If You Click It, It Will Win: How To Handle Internet Virus Pop-Ups

It started like any other day: you were on the web looking at pictures of puppies. Pictures of puppies led to pictures of cats, which led to pictures of mice, which led to a video of a NYC rat dragging a slice of pizza down a set of stairs, which led you to think: pizza does sound good…

So off you go, fingers tapping, trying to find that pizza place you liked but couldn’t remember the name (something with a whale on it?).  Googling “pizza place near me, whale” brings you more interesting photos and a link further down the page to what MAY be exactly what you’re looking for, and mouth watering, you click on it…

“This is it… THIS IS IT!! I REMEMBER THAT CARVED WHALE!” you say as the first image loads … but then something weird happens. That page vanishes, and is replaced by big banner ads and a popup that reads, ******YOUR COMPUTER IS OUT OF DATE******* CLICK BELOW TO FIX IT!

You click on the little ‘x’ to close the window, and it pops up again. You click it again, and 3 more pop-ups appear. Feeling defeated, you click the “OK” button at the bottom of the pop-ups to close them, but then a bunch of downloads initiate. You panic and hold the power button on your computer until it shuts off, hoping that whatever happened will just undo itself when you power back on.

You may think “I’m not a Bird on a Cable.™ There’s nothing I could’ve done to keep that from happening,” and you’d be partially correct. There was nothing you could’ve done to keep those pop-ups from getting in your way. The difference between how you handle it and how a Bird on a Cable handles it is what makes the difference between a simple annoyance vs a computer virus. And it’s all summed up by this simple act:  You clicked on the pop-up.
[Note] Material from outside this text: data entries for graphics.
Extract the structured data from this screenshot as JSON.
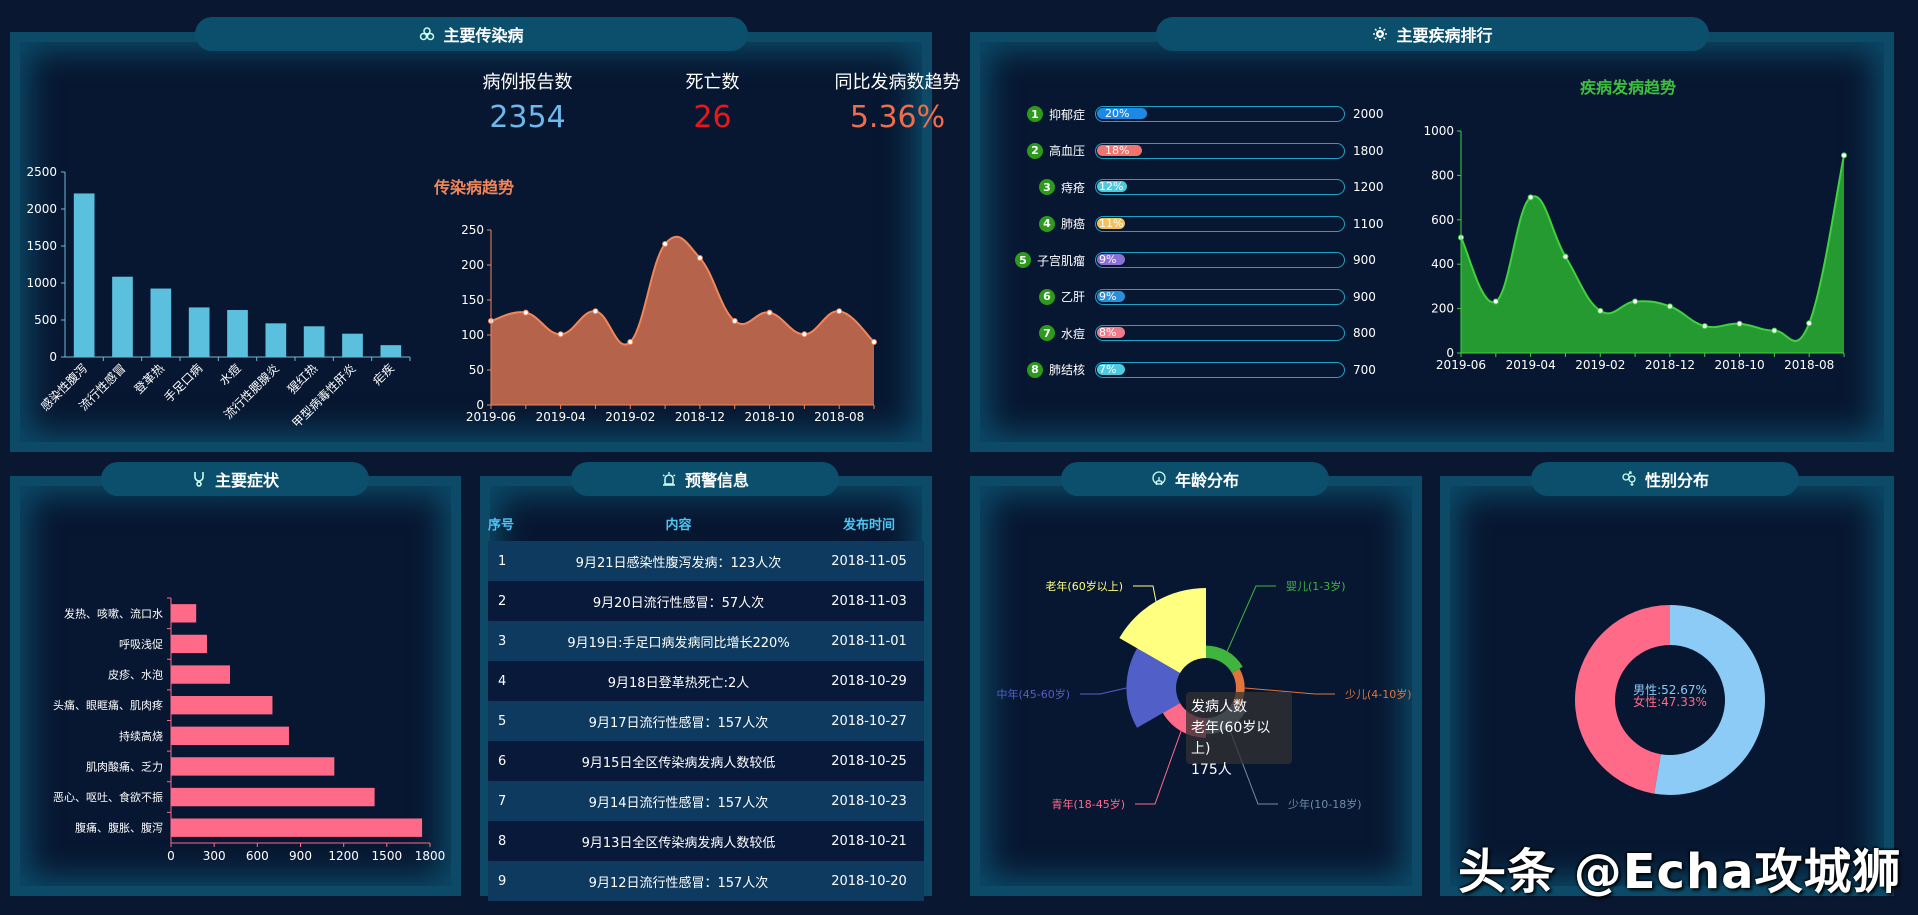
{
  "panels": {
    "infectious": {
      "title": "主要传染病",
      "icon": "biohazard-icon"
    },
    "ranking": {
      "title": "主要疾病排行",
      "icon": "virus-icon"
    },
    "symptoms": {
      "title": "主要症状",
      "icon": "stethoscope-icon"
    },
    "warnings": {
      "title": "预警信息",
      "icon": "alarm-icon"
    },
    "age": {
      "title": "年龄分布",
      "icon": "lightbulb-icon"
    },
    "gender": {
      "title": "性别分布",
      "icon": "gender-icon"
    }
  },
  "kpis": [
    {
      "label": "病例报告数",
      "value": "2354",
      "color": "#6fb8ee"
    },
    {
      "label": "死亡数",
      "value": "26",
      "color": "#e8171c"
    },
    {
      "label": "同比发病数趋势",
      "value": "5.36%",
      "color": "#f06c4b"
    }
  ],
  "ranking": {
    "items": [
      {
        "rank": "1",
        "name": "抑郁症",
        "pct": "20%",
        "value": "2000",
        "color": "#1e88e5",
        "width": 20
      },
      {
        "rank": "2",
        "name": "高血压",
        "pct": "18%",
        "value": "1800",
        "color": "#f0736f",
        "width": 18
      },
      {
        "rank": "3",
        "name": "痔疮",
        "pct": "12%",
        "value": "1200",
        "color": "#4fc9de",
        "width": 12
      },
      {
        "rank": "4",
        "name": "肺癌",
        "pct": "11%",
        "value": "1100",
        "color": "#f5c15c",
        "width": 11
      },
      {
        "rank": "5",
        "name": "子宫肌瘤",
        "pct": "9%",
        "value": "900",
        "color": "#8b6fd6",
        "width": 9
      },
      {
        "rank": "6",
        "name": "乙肝",
        "pct": "9%",
        "value": "900",
        "color": "#2a8fd8",
        "width": 9
      },
      {
        "rank": "7",
        "name": "水痘",
        "pct": "8%",
        "value": "800",
        "color": "#f07a8a",
        "width": 8
      },
      {
        "rank": "8",
        "name": "肺结核",
        "pct": "7%",
        "value": "700",
        "color": "#4fc9de",
        "width": 7
      }
    ]
  },
  "warnings": {
    "headers": [
      "序号",
      "内容",
      "发布时间"
    ],
    "rows": [
      [
        "1",
        "9月21日感染性腹泻发病：123人次",
        "2018-11-05"
      ],
      [
        "2",
        "9月20日流行性感冒：57人次",
        "2018-11-03"
      ],
      [
        "3",
        "9月19日:手足口病发病同比增长220%",
        "2018-11-01"
      ],
      [
        "4",
        "9月18日登革热死亡:2人",
        "2018-10-29"
      ],
      [
        "5",
        "9月17日流行性感冒：157人次",
        "2018-10-27"
      ],
      [
        "6",
        "9月15日全区传染病发病人数较低",
        "2018-10-25"
      ],
      [
        "7",
        "9月14日流行性感冒：157人次",
        "2018-10-23"
      ],
      [
        "8",
        "9月13日全区传染病发病人数较低",
        "2018-10-21"
      ],
      [
        "9",
        "9月12日流行性感冒：157人次",
        "2018-10-20"
      ]
    ]
  },
  "tooltip": {
    "line1": "发病人数",
    "line2": "老年(60岁以上)",
    "line3": "175人"
  },
  "gender_center": {
    "male": "男性:52.67%",
    "female": "女性:47.33%"
  },
  "watermark": "头条 @Echa攻城狮",
  "chart_data": [
    {
      "id": "infectious-bar",
      "type": "bar",
      "title": "",
      "categories": [
        "感染性腹泻",
        "流行性感冒",
        "登革热",
        "手足口病",
        "水痘",
        "流行性腮腺炎",
        "猩红热",
        "甲型病毒性肝炎",
        "疟疾"
      ],
      "values": [
        2210,
        1085,
        925,
        670,
        635,
        455,
        415,
        315,
        160
      ],
      "ylim": [
        0,
        2500
      ],
      "yticks": [
        0,
        500,
        1000,
        1500,
        2000,
        2500
      ],
      "color": "#5bc0de"
    },
    {
      "id": "infectious-trend",
      "type": "area",
      "title": "传染病趋势",
      "x": [
        "2019-06",
        "2019-05",
        "2019-04",
        "2019-03",
        "2019-02",
        "2019-01",
        "2018-12",
        "2018-11",
        "2018-10",
        "2018-09",
        "2018-08",
        "2018-07"
      ],
      "xticks": [
        "2019-06",
        "2019-04",
        "2019-02",
        "2018-12",
        "2018-10",
        "2018-08"
      ],
      "values": [
        120,
        132,
        101,
        134,
        90,
        230,
        210,
        120,
        132,
        101,
        134,
        90
      ],
      "ylim": [
        0,
        250
      ],
      "yticks": [
        0,
        50,
        100,
        150,
        200,
        250
      ],
      "color": "#f0865a",
      "fill": "#b5634a"
    },
    {
      "id": "disease-trend",
      "type": "area",
      "title": "疾病发病趋势",
      "x": [
        "2019-06",
        "2019-05",
        "2019-04",
        "2019-03",
        "2019-02",
        "2019-01",
        "2018-12",
        "2018-11",
        "2018-10",
        "2018-09",
        "2018-08",
        "2018-07"
      ],
      "xticks": [
        "2019-06",
        "2019-04",
        "2019-02",
        "2018-12",
        "2018-10",
        "2018-08"
      ],
      "values": [
        520,
        232,
        701,
        434,
        190,
        232,
        210,
        121,
        132,
        101,
        134,
        890
      ],
      "ylim": [
        0,
        1000
      ],
      "yticks": [
        0,
        200,
        400,
        600,
        800,
        1000
      ],
      "color": "#3fd13f",
      "fill": "#259a30"
    },
    {
      "id": "symptoms-bar",
      "type": "bar",
      "orientation": "horizontal",
      "categories": [
        "腹痛、腹胀、腹泻",
        "恶心、呕吐、食欲不振",
        "肌肉酸痛、乏力",
        "持续高烧",
        "头痛、眼眶痛、肌肉疼",
        "皮疹、水泡",
        "呼吸浅促",
        "发热、咳嗽、流口水"
      ],
      "values": [
        1745,
        1415,
        1135,
        820,
        705,
        410,
        250,
        175
      ],
      "xlim": [
        0,
        1800
      ],
      "xticks": [
        0,
        300,
        600,
        900,
        1200,
        1500,
        1800
      ],
      "color": "#ff6a88"
    },
    {
      "id": "age-rose",
      "type": "pie",
      "roseType": "radius",
      "series_name": "发病人数",
      "categories": [
        "婴儿(1-3岁)",
        "少儿(4-10岁)",
        "少年(10-18岁)",
        "青年(18-45岁)",
        "中年(45-60岁)",
        "老年(60岁以上)"
      ],
      "values": [
        20,
        10,
        30,
        40,
        120,
        175
      ],
      "colors": [
        "#3fb53f",
        "#e0743c",
        "#6f8ea8",
        "#ff6a88",
        "#5060c8",
        "#ffff80"
      ]
    },
    {
      "id": "gender-donut",
      "type": "pie",
      "categories": [
        "男性",
        "女性"
      ],
      "values": [
        52.67,
        47.33
      ],
      "colors": [
        "#8ccbf5",
        "#ff6a88"
      ]
    }
  ]
}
There is a golden rule when dealing with pop-ups: “If you click it, it will win.” Don’t click on it. Don’t click anywhere on it. Not even the little ‘x’ that you think will close the window.

Instead, your course of action is as follows:

  1. Close the browsing window you are in. That means the entire webpage that the pop-up is in. If the browser or pop-up won’t close,
  2. Kill the process. Hold the keys “CTRL” + “ALT” + “DEL” and a window will open with the option for a “Task Manager”.
  3. Click on Task Manager, and find the “Processes” tab.
  4. Find any of the following, depending on the internet browser you use:
    -Internet Explorer: “iexplorer”
    -Google Chrome: “Google Chrome”
    -Mozilla Firefox: “Firefox”
  5. Click on your browser process and then click on “End Task”. You may have to do this for multiple processes, but once you have killed all of them, you should have halted the virus. Nice work.

Now just restart your browser and maybe order Chinese instead?